DCM dispersion compensation
341 2023-07-13
In the field of optical fiber communication, Dispersion Compensation Module (DCM) (also called Dispersion Compensation Unit, DCU) is used to compensate dispersion, for example, to compensate dispersion in a very long transmission fiber. Usually, this module provides a certain dispersion (eg, normal dispersion in the 1600nm spectral region), although now there are also modules with tunable dispersion. Inserting the module into a fiber optic link is very simple as there are optical connectors at the input and output. A fiber amplifier can be used to compensate the insertion loss, for example, an erbium-doped fiber amplifier can be used in a 1500nm communication system. A dispersion compensation module is usually placed between two amplifiers.
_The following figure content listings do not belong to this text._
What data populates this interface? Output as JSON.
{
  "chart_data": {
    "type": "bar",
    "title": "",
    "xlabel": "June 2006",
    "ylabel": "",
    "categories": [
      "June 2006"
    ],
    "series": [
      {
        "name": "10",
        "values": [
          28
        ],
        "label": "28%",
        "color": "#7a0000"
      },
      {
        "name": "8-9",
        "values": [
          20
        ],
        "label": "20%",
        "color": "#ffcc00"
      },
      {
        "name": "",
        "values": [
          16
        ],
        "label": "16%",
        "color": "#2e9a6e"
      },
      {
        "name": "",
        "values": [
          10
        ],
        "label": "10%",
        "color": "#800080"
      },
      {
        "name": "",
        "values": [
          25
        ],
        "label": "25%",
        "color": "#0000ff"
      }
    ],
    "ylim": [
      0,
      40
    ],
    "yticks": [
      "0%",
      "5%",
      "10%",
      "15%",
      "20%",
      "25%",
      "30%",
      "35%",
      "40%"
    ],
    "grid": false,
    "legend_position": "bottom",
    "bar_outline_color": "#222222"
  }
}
The dispersion compensation module can be obtained by using the following techniques:
1. A common and simple method is to take a long piece of optical fiber, for example, dispersion-shifted optical fiber, and wind it on a bobbin with a diameter of 100-200mm. The optical fiber used can be optimized so that it can compensate the dispersion in the 100km long transmission fiber, and the insertion loss is only a few decibels.
2. Another more compact structure with low doping loss is the use of chirped fiber Bragg gratings. Large dispersion can be compensated by using relatively long (tens of centimeters) fiber gratings. Dispersion tuning is possible by varying the device temperature (built-in temperature gradient).
3. In WDM systems, phased arrays for some imaging are used.
Some important properties of dispersion compensation:
1. The core is the dispersion that can be provided, which depends on the length of the compensated transmission fiber and the type of transmission fiber. For example, dispersion-shifted transmission fibers require less dispersion compensation.
2. Dispersion slope (higher-order dispersion) strongly limits the available bandwidth, which is especially important in WDM systems. Depending on the type of transmission fiber, different dispersion slopes are required. The relatively high dispersion slope can make fiber design more difficult.
3. In some cases it is desirable for the dispersion to be tunable.
4. Insertion loss is caused by both absorption and scattering in the fiber, as well as contributions from splices and connectors. This loss needs to be kept as small as possible because they require high amplifier gain and introduce additional noise.
5. In some cases, optical nonlinear effects will also affect. Strongly dispersive fibers can minimize this effect, and very short fibers are sufficient.
6. In practical applications, compact structure is very important. Compensating fibers can be tightly wound, but this is also limited by bending losses.
At very high single-lane data rates, compensation for polarization mode dispersion is also required. This is more complicated, because it requires corresponding control of the polarization state of the signal light, and a reasonable adjustment of the time delay.